In 2008, Bartlett Holdings, Inc., contracted with Bechtel Power Corp. to support Bechtel’s prime contract with the Tennessee Valley Authority (TVA) regarding a nuclear plant construction project, wherein Bechtel provided professional engineering, procurement, and construction services to the TVA for the project.  Bartlett provided technicians to Bechtel under a staffing contract, under which Bartlett was to be reimbursed for, among other things, its actual costs of payroll taxes.  The TVA was ultimately footing the bill for the project. 

In 2014, Marlon Azada filed a qui tam action in the United States District Court for the Eastern District of Tennessee, alleging that TVA reimbursed Bechtel who then paid Bartlett for payroll taxes incurred for Bartlett employees working on TVA’s behalf under the staffing contract.  Azada alleged that the TVA overpaid Bartlett for payroll taxes, and that Bartlett knowingly held on to and did not refund those overpayments to the TVA.  While denying wrongdoing, Bartlett recently agreed to pay $2.8 million to settle the lawsuit.  See United States ex rel. Azada, No. 1:14-cv-151 (E.D. Tenn. filed March 22, 2014)(dismissed May 5, 2016). 

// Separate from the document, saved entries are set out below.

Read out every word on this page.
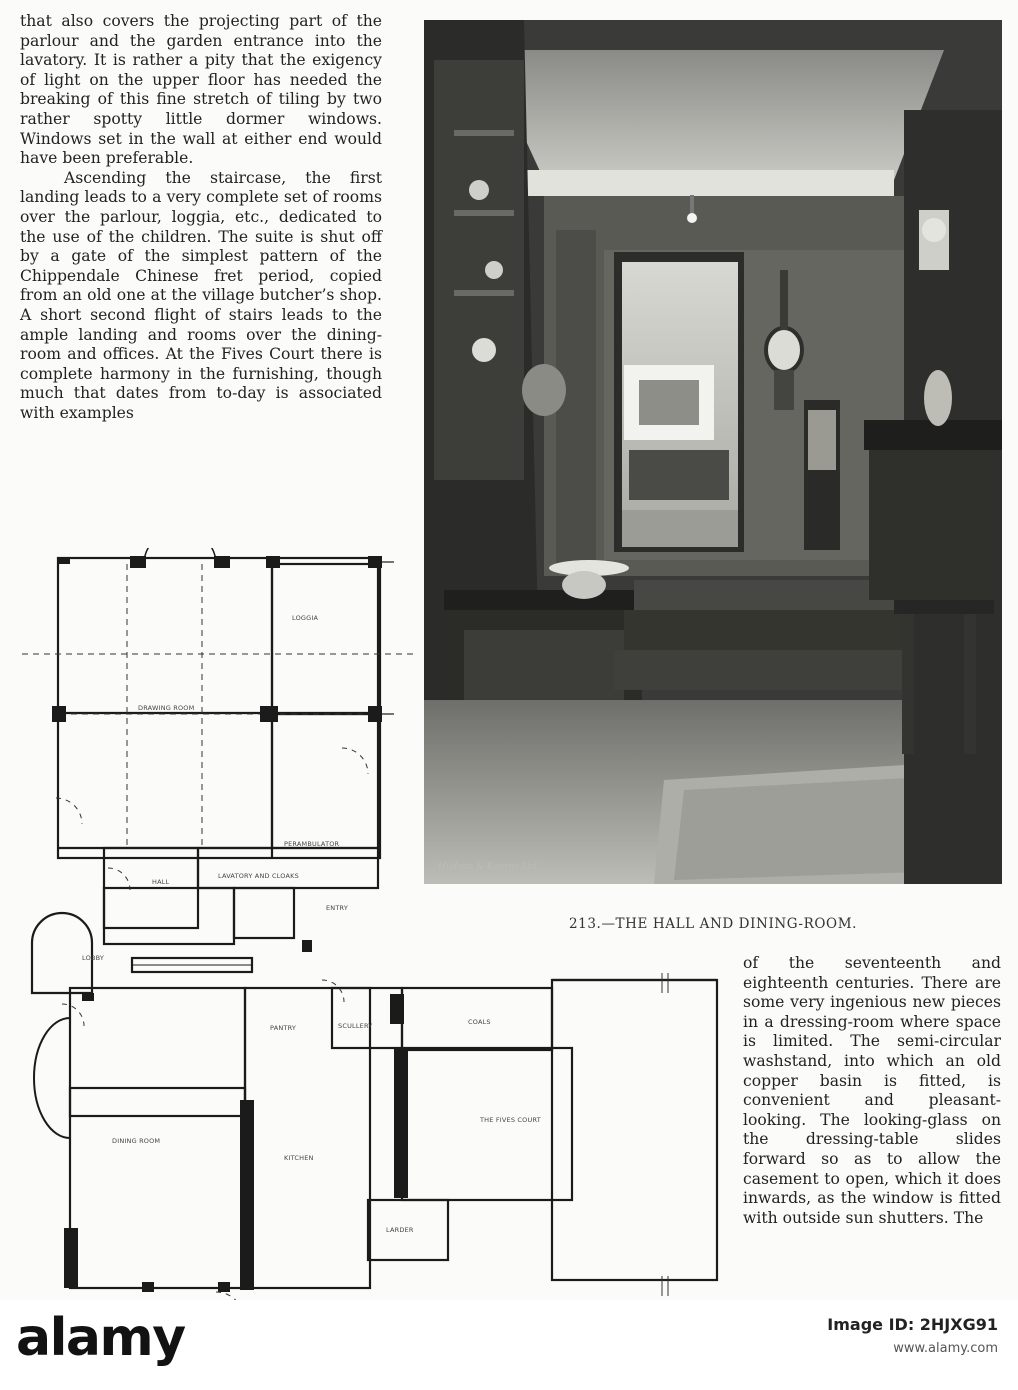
that also covers the projecting part of the parlour and the garden entrance into the lavatory. It is rather a pity that the exigency of light on the upper floor has needed the breaking of this fine stretch of tiling by two rather spotty little dormer windows. Windows set in the wall at either end would have been preferable.

Ascending the staircase, the first landing leads to a very complete set of rooms over the parlour, loggia, etc., dedicated to the use of the children. The suite is shut off by a gate of the simplest pattern of the Chippendale Chinese fret period, copied from an old one at the village butcher’s shop. A short second flight of stairs leads to the ample landing and rooms over the dining-room and offices. At the Fives Court there is complete harmony in the furnishing, though much that dates from to-day is associated with examples

Hudson & Kearns Ltd.
213.—THE HALL AND DINING-ROOM.
LOGGIA
DRAWING ROOM
PERAMBULATOR
LAVATORY AND CLOAKS
HALL
LOBBY
PANTRY	SCULLERY	COALS
DINING ROOM
KITCHEN
THE FIVES COURT
LARDER
ENTRY

of the seventeenth and eighteenth centuries. There are some very ingenious new pieces in a dressing-room where space is limited. The semi-circular washstand, into which an old copper basin is fitted, is convenient and pleasant-looking. The looking-glass on the dressing-table slides forward so as to allow the casement to open, which it does inwards, as the window is fitted with outside sun shutters. The

alamy	Image ID: 2HJXG91
www.alamy.com
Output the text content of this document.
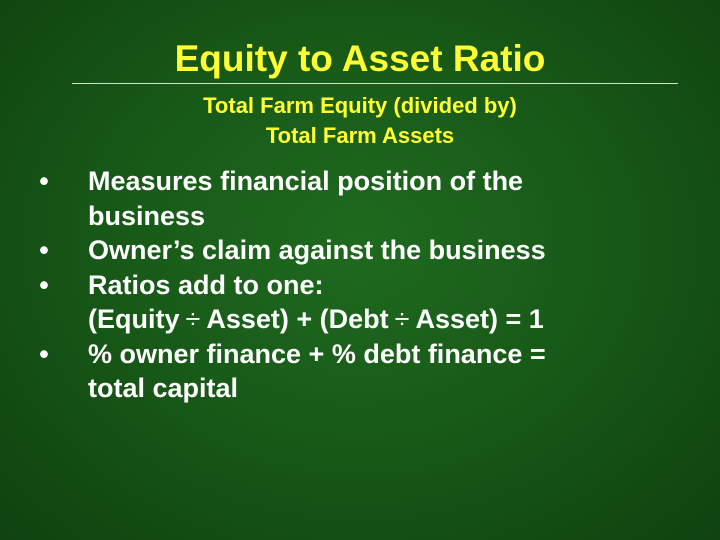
Equity to Asset Ratio
Total Farm Equity (divided by)
Total Farm Assets
• Measures financial position of the
business
• Owner’s claim against the business
• Ratios add to one:
(Equity ÷ Asset) + (Debt ÷ Asset) = 1
• % owner finance + % debt finance =
total capital
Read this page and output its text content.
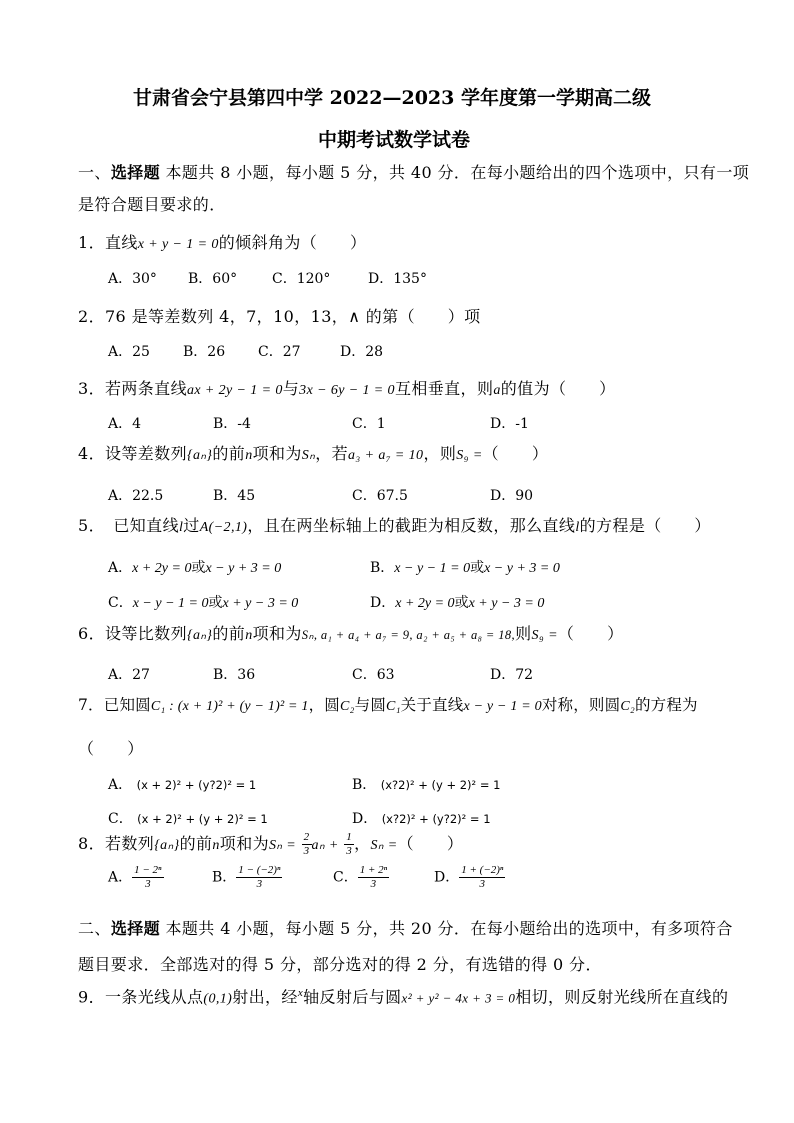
甘肃省会宁县第四中学 2022—2023 学年度第一学期高二级
中期考试数学试卷
一、选择题 本题共 8 小题，每小题 5 分，共 40 分．在每小题给出的四个选项中，只有一项
是符合题目要求的．
1．直线x + y − 1 = 0的倾斜角为（　　）
A．30° B．60° C．120°	D．135°
2．76 是等差数列 4，7，10，13，∧ 的第（　　）项
A．25 B．26 C．27	D．28
3．若两条直线ax + 2y − 1 = 0与3x − 6y − 1 = 0互相垂直，则a的值为（　　）
A．4	B．-4	C．1	D．-1
4．设等差数列{aₙ}的前n项和为Sₙ，若a₃ + a₇ = 10，则S₉ =（　　）
A．22.5	B．45	C．67.5	D．90
5．　已知直线l过A(−2,1)，且在两坐标轴上的截距为相反数，那么直线l的方程是（　　）
A．x + 2y = 0或x − y + 3 = 0	B．x − y − 1 = 0或x − y + 3 = 0
C．x − y − 1 = 0或x + y − 3 = 0	D．x + 2y = 0或x + y − 3 = 0
6．设等比数列{aₙ}的前n项和为Sₙ, a₁ + a₄ + a₇ = 9, a₂ + a₅ + a₈ = 18,则S₉ =（　　）
A．27	B．36	C．63	D．72
7．已知圆C₁ : (x + 1)² + (y − 1)² = 1，圆C₂与圆C₁关于直线x − y − 1 = 0对称，则圆C₂的方程为
（　　）
A． (x + 2)² + (y?2)² = 1	B． (x?2)² + (y + 2)² = 1
C． (x + 2)² + (y + 2)² = 1	D． (x?2)² + (y?2)² = 1
8．若数列{aₙ}的前n项和为$S_n = \frac{2}{3}$ $a_n + \frac{1}{3}$ ，Sₙ =（　　）
A． $\frac{\text{1 − 2ⁿ}}{3}$	B． $\frac{\text{1 − (−2)ⁿ}}{3}$	C． $\frac{\text{1 + 2ⁿ}}{3}$	D． $\frac{\text{1 + (−2)ⁿ}}{3}$
二、选择题 本题共 4 小题，每小题 5 分，共 20 分．在每小题给出的选项中，有多项符合
题目要求．全部选对的得 5 分，部分选对的得 2 分，有选错的得 0 分．
9．一条光线从点(0,1)射出，经$^x$轴反射后与圆x² + y² − 4x + 3 = 0相切，则反射光线所在直线的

This settlement underscores the long-arm of the FCA: subcontractors and suppliers may be subject to alleged FCA violations even when they share no privity of contract with the Government.  Second, it illustrates the extent of the so-called “reverse false claim,” which can impose significant liability for the “mere retention” of an overpayment.  Finally, it represents another in a steady if not quickening drumbeat of FCA cases involving subcontractors and suppliers on Federal construction projects.